Chapter 11

6.4K 625 28
                                    

Happy reading 🥰

🌻🌻🌻

"Sendirian?" tanya Ibu saat melihatku masuk ke dalam dapur.

"Iyalah, Bu, memangnya mau sama siapa lagi? Mas Lingga lagi tanganin pemotretan produk, jadi belakangan ini lumayan sibuk," ujarku.

"Ya, siapa tau datang sama bujangmu itu," balas Ibu. Beliau sedang menghaluskan bumbu di cobek.

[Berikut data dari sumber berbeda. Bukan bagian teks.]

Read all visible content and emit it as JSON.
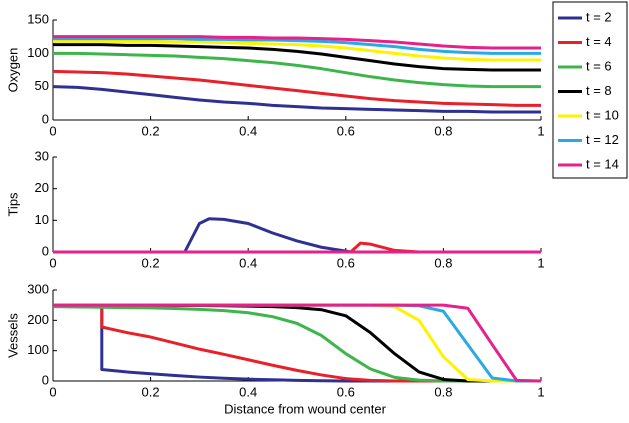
{
  "chart_data": [
    {
      "type": "line",
      "ylabel": "Oxygen",
      "x": [
        0,
        0.05,
        0.1,
        0.15,
        0.2,
        0.25,
        0.3,
        0.35,
        0.4,
        0.45,
        0.5,
        0.55,
        0.6,
        0.65,
        0.7,
        0.75,
        0.8,
        0.85,
        0.9,
        0.95,
        1
      ],
      "xlim": [
        0,
        1
      ],
      "xticks": [
        0,
        0.2,
        0.4,
        0.6,
        0.8,
        1
      ],
      "ylim": [
        0,
        150
      ],
      "yticks": [
        0,
        50,
        100,
        150
      ],
      "series": [
        {
          "name": "t = 2",
          "color": "#2e3192",
          "values": [
            50,
            49,
            46,
            42,
            38,
            34,
            30,
            27,
            25,
            22,
            20,
            18,
            17,
            16,
            15,
            14,
            13,
            13,
            12,
            12,
            12
          ]
        },
        {
          "name": "t = 4",
          "color": "#e8202a",
          "values": [
            73,
            72,
            71,
            69,
            66,
            63,
            60,
            56,
            52,
            48,
            44,
            40,
            36,
            32,
            29,
            27,
            25,
            24,
            23,
            22,
            22
          ]
        },
        {
          "name": "t = 6",
          "color": "#3db54a",
          "values": [
            100,
            100,
            99,
            98,
            97,
            96,
            94,
            92,
            89,
            86,
            82,
            77,
            71,
            65,
            60,
            56,
            53,
            51,
            50,
            50,
            50
          ]
        },
        {
          "name": "t = 8",
          "color": "#000000",
          "values": [
            113,
            113,
            113,
            112,
            112,
            111,
            110,
            109,
            108,
            106,
            103,
            99,
            94,
            89,
            84,
            80,
            77,
            76,
            75,
            75,
            75
          ]
        },
        {
          "name": "t = 10",
          "color": "#fff200",
          "values": [
            118,
            118,
            118,
            118,
            118,
            117,
            117,
            116,
            115,
            114,
            113,
            111,
            108,
            104,
            100,
            96,
            93,
            91,
            90,
            90,
            90
          ]
        },
        {
          "name": "t = 12",
          "color": "#29abe2",
          "values": [
            122,
            122,
            122,
            122,
            122,
            122,
            121,
            121,
            120,
            120,
            119,
            118,
            116,
            113,
            110,
            106,
            103,
            101,
            100,
            100,
            100
          ]
        },
        {
          "name": "t = 14",
          "color": "#e6218c",
          "values": [
            125,
            125,
            125,
            125,
            125,
            125,
            125,
            124,
            124,
            123,
            123,
            122,
            121,
            119,
            117,
            114,
            111,
            109,
            108,
            108,
            108
          ]
        }
      ]
    },
    {
      "type": "line",
      "ylabel": "Tips",
      "x": [
        0,
        0.27,
        0.3,
        0.32,
        0.35,
        0.4,
        0.45,
        0.5,
        0.55,
        0.6,
        0.61,
        0.63,
        0.65,
        0.7,
        0.75,
        1
      ],
      "xlim": [
        0,
        1
      ],
      "xticks": [
        0,
        0.2,
        0.4,
        0.6,
        0.8,
        1
      ],
      "ylim": [
        0,
        30
      ],
      "yticks": [
        0,
        10,
        20,
        30
      ],
      "series": [
        {
          "color": "#2e3192",
          "values": [
            0,
            0,
            9,
            10.5,
            10.3,
            9,
            6,
            3.5,
            1.5,
            0.3,
            0,
            0,
            0,
            0,
            0,
            0
          ]
        },
        {
          "color": "#e8202a",
          "values": [
            0,
            0,
            0,
            0,
            0,
            0,
            0,
            0,
            0,
            0,
            0,
            2.8,
            2.5,
            0.5,
            0,
            0
          ]
        },
        {
          "color": "#3db54a",
          "values": [
            0,
            0,
            0,
            0,
            0,
            0,
            0,
            0,
            0,
            0,
            0,
            0,
            0,
            0,
            0,
            0
          ]
        },
        {
          "color": "#000000",
          "values": [
            0,
            0,
            0,
            0,
            0,
            0,
            0,
            0,
            0,
            0,
            0,
            0,
            0,
            0,
            0,
            0
          ]
        },
        {
          "color": "#fff200",
          "values": [
            0,
            0,
            0,
            0,
            0,
            0,
            0,
            0,
            0,
            0,
            0,
            0,
            0,
            0,
            0,
            0
          ]
        },
        {
          "color": "#29abe2",
          "values": [
            0,
            0,
            0,
            0,
            0,
            0,
            0,
            0,
            0,
            0,
            0,
            0,
            0,
            0,
            0,
            0
          ]
        },
        {
          "color": "#e6218c",
          "values": [
            0,
            0,
            0,
            0,
            0,
            0,
            0,
            0,
            0,
            0,
            0,
            0,
            0,
            0,
            0,
            0
          ]
        }
      ]
    },
    {
      "type": "line",
      "ylabel": "Vessels",
      "xlabel": "Distance from wound center",
      "x": [
        0,
        0.1,
        0.1,
        0.15,
        0.2,
        0.25,
        0.3,
        0.35,
        0.4,
        0.45,
        0.5,
        0.55,
        0.6,
        0.65,
        0.7,
        0.75,
        0.8,
        0.85,
        0.9,
        0.95,
        1
      ],
      "xlim": [
        0,
        1
      ],
      "xticks": [
        0,
        0.2,
        0.4,
        0.6,
        0.8,
        1
      ],
      "ylim": [
        0,
        300
      ],
      "yticks": [
        0,
        100,
        200,
        300
      ],
      "series": [
        {
          "color": "#2e3192",
          "values": [
            null,
            250,
            38,
            30,
            24,
            18,
            13,
            9,
            6,
            4,
            2,
            1,
            0,
            0,
            0,
            0,
            0,
            0,
            0,
            0,
            0
          ]
        },
        {
          "color": "#e8202a",
          "values": [
            null,
            250,
            178,
            160,
            145,
            125,
            105,
            88,
            70,
            52,
            35,
            20,
            8,
            2,
            0,
            0,
            0,
            0,
            0,
            0,
            0
          ]
        },
        {
          "color": "#3db54a",
          "values": [
            245,
            243,
            243,
            242,
            241,
            239,
            236,
            232,
            225,
            212,
            190,
            150,
            90,
            40,
            12,
            3,
            0,
            0,
            0,
            0,
            0
          ]
        },
        {
          "color": "#000000",
          "values": [
            250,
            250,
            250,
            250,
            250,
            249,
            249,
            248,
            247,
            245,
            242,
            235,
            215,
            160,
            90,
            30,
            5,
            0,
            0,
            0,
            0
          ]
        },
        {
          "color": "#fff200",
          "values": [
            250,
            250,
            250,
            250,
            250,
            250,
            250,
            250,
            250,
            250,
            250,
            250,
            250,
            250,
            245,
            200,
            80,
            5,
            0,
            0,
            0
          ]
        },
        {
          "color": "#29abe2",
          "values": [
            250,
            250,
            250,
            250,
            250,
            250,
            250,
            250,
            250,
            250,
            250,
            250,
            250,
            250,
            250,
            248,
            230,
            120,
            10,
            0,
            0
          ]
        },
        {
          "color": "#e6218c",
          "values": [
            250,
            250,
            250,
            250,
            250,
            250,
            250,
            250,
            250,
            250,
            250,
            250,
            250,
            250,
            250,
            250,
            250,
            240,
            120,
            2,
            0
          ]
        }
      ]
    }
  ]
}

Aku hanya diam—enggan membalas ucapan Ibu. Ibu tidak tau saja bahwa anaknya ini sedang terlibat perang dingin dengan cucu kesayangannya itu.

Daripada diam saja seperti ini, aku pun mengalihkan pembicaraan. "Bapak di mana, Bu?" tanyaku.

"Itu—lagi mancing di belakang. Makanya, ini Ibu lagi bikin bumbunya," jawab Ibu.

"Ikannya aja masih dicari, masa bumbunya udah duluin?" Orang tuaku memang unik.

"Ya, biar cepat," sanggah Ibu.

Aku pun menyusul Bapak di kolam belakang rumah kami. "Udah dapat banyak, Pak?" tanyaku.

"Kamu itu kagetin Bapak aja, Mbak, Mbak!" kata Bapak yang terkejut karena kehadiranku yang tiba-tiba ini.

Aku hanya terkekeh.

"Udah lumayan, sih. Ini umpan yang terakhir, sayang kalau enggak dihabisin," ujar Bapak.

"Baru jam segini, tapi kok udah banyak nyamuk ya, Pak?" tanyaku. Aku merasakan gigitan nyamuk di sekitar betisku.

"Belakang rumah loh langsung kebun, jadi masih sore aja udah banyak nyamuknya. Sana, kamu masuk aja, Mbak! Daripada dikerubuti nyamuk di sini," titah Bapak.

Aku pun masuk kembali ke dalam rumah untuk menanyakan keberadaan adikku tersayang kepada Ibu. "Akbar di mana, Bu?" tanyaku.

Belum sempat Ibu menjawab, suara Akbar sudah menggelegar. "Apa?!" seru Akbar dari dalam kamarnya.

Aku pun menghampirinya. Saat ku buka pintu kamarnya, ternyata ia sedang duduk di hadapan meja belajarnya dengan menghadap laptop yang terbuka dan beberapa buku yang berserakan di atas meja.

"Wah, rajin sekali Bapak Akbar ini," pujiku. Dengan tangan yang bersedekap, lalu ku sandarkan bahuku pada pintu kamar ini.

"Ngapain cari-cari aku? Kangen?" tanya Akbar dengan segala kenarsisannya.

"Cuma pengin tau aja progresnya udah sampai mana," kilahku. Padahal—sejujurnya—aku memang merindukannya, walaupun kami tidak bertemu satu atau dua hari saja.

"Bab terakhir, Mbak, sabar toh!" katanya seolah mengindari kejaran target dariku.

"Anakku aja udah mau lahir, Bar, Bar, masa skripsimu belum selesai-selesai? Keseringan main gaple di pos ronda sama bapak-bapak ya kayak gini!" ledekku.

"Padahal kalau aku udah wisuda, pasti masih tetap dikasih pertanyaan aneh-aneh," kata Akbar.

"Misalnya?" tanyaku.

"Udah dapat pekerjaan apa belum, Bar?" Akbar menirukan suara menye-menye ala ibu-ibu rumpi yang sering kepo itu.

Aku terbahak-bahak mendengarkannya.

"Ambar! Ketawamu itu loh, Mbak!" tegur Ibu dari dapur sana.

"Ya, kamu kan nanti tugasnya bantuin Bapak di ladang, toh?" godaku.

"Ya, enggak lah! Aku tuh mau merantau, Mbak," sanggahnya.

"Memangnya dibolehin sama bapak?"

"Boleh lah! Aku gitu loh!" pamernya. Aku senang jika melihat Akbar bahagia seperti ini.